Saturday 3 September 2016

Automated traffic shaping

Things were humming along nicely, and then everything slowed to a crawl. I checked, and I wasn't running out of memory (with 64 gigabytes in the server, I hadn't thought that was likely) and there wasn't a disk problem.

There's a handy utility called "iftop" that tells you where your bandwidth is going, and investigation revealed that one user was hogging about half the bandwidth. So, I thought, let's throttle him.

My first thought was to do it at the firewall, but web searches revealed that this wasn't going to be easy, and possibly not even possible. So then I thought about Apache's mod_bandwidth", but that doesn't work on a per-user basis. Which left only one possibility - doing it at the linux level.

More googling turned up this. I tried it out and it worked. So that became the basis for my solution.

My first attempt was to use iftop to monitor the situation, and cut and past the offending IP to a bash script.
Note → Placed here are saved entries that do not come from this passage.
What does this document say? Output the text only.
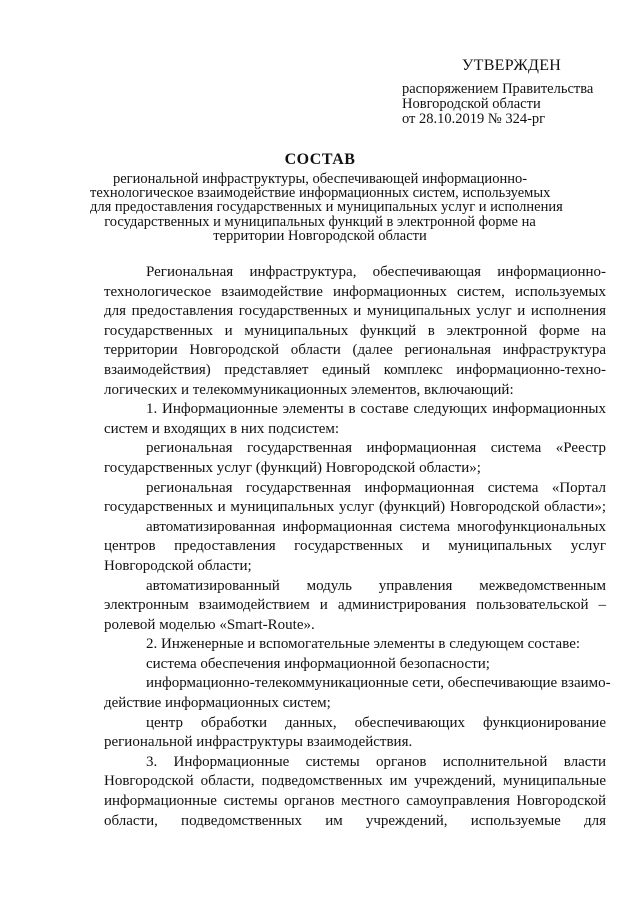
УТВЕРЖДЕН
распоряжением Правительства
Новгородской области
от 28.10.2019 № 324-рг
СОСТАВ
региональной инфраструктуры, обеспечивающей информационно-
технологическое взаимодействие информационных систем, используемых
для предоставления государственных и муниципальных услуг и исполнения
государственных и муниципальных функций в электронной форме на
территории Новгородской области
Региональная инфраструктура, обеспечивающая информационно-
технологическое взаимодействие информационных систем, используемых
для предоставления государственных и муниципальных услуг и исполнения
государственных и муниципальных функций в электронной форме на
территории Новгородской области (далее региональная инфраструктура
взаимодействия) представляет единый комплекс информационно-техно-
логических и телекоммуникационных элементов, включающий:
1. Информационные элементы в составе следующих информационных
систем и входящих в них подсистем:
региональная государственная информационная система «Реестр
государственных услуг (функций) Новгородской области»;
региональная государственная информационная система «Портал
государственных и муниципальных услуг (функций) Новгородской области»;
автоматизированная информационная система многофункциональных
центров предоставления государственных и муниципальных услуг
Новгородской области;
автоматизированный модуль управления межведомственным
электронным взаимодействием и администрирования пользовательской –
ролевой моделью «Smart-Route».
2. Инженерные и вспомогательные элементы в следующем составе:
система обеспечения информационной безопасности;
информационно-телекоммуникационные сети, обеспечивающие взаимо-
действие информационных систем;
центр обработки данных, обеспечивающих функционирование
региональной инфраструктуры взаимодействия.
3. Информационные системы органов исполнительной власти
Новгородской области, подведомственных им учреждений, муниципальные
информационные системы органов местного самоуправления Новгородской
области, подведомственных им учреждений, используемые для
OK, that's put a temporary plaster on the situation, but I need something that's ongoing and automated. I couldn't see a way to make iftop output a single snapshot to a file, and I searched the web for a tool that might do it. I found a couple of dozen things that might have been the answer ... but weren't.

Then I thought - OK, I have to write my own. and that was surprisingly easy. I used tcpdump to capture 10000 packets to a file, then a small perl script to read that file, cumulate the packet lengths for each IP, and print out the addresses of any IPs that went over 5 megabits. I tested that, and it worked.

So then I blended the shell script with my perl program, tested it, and put it in a cron to run every five minutes.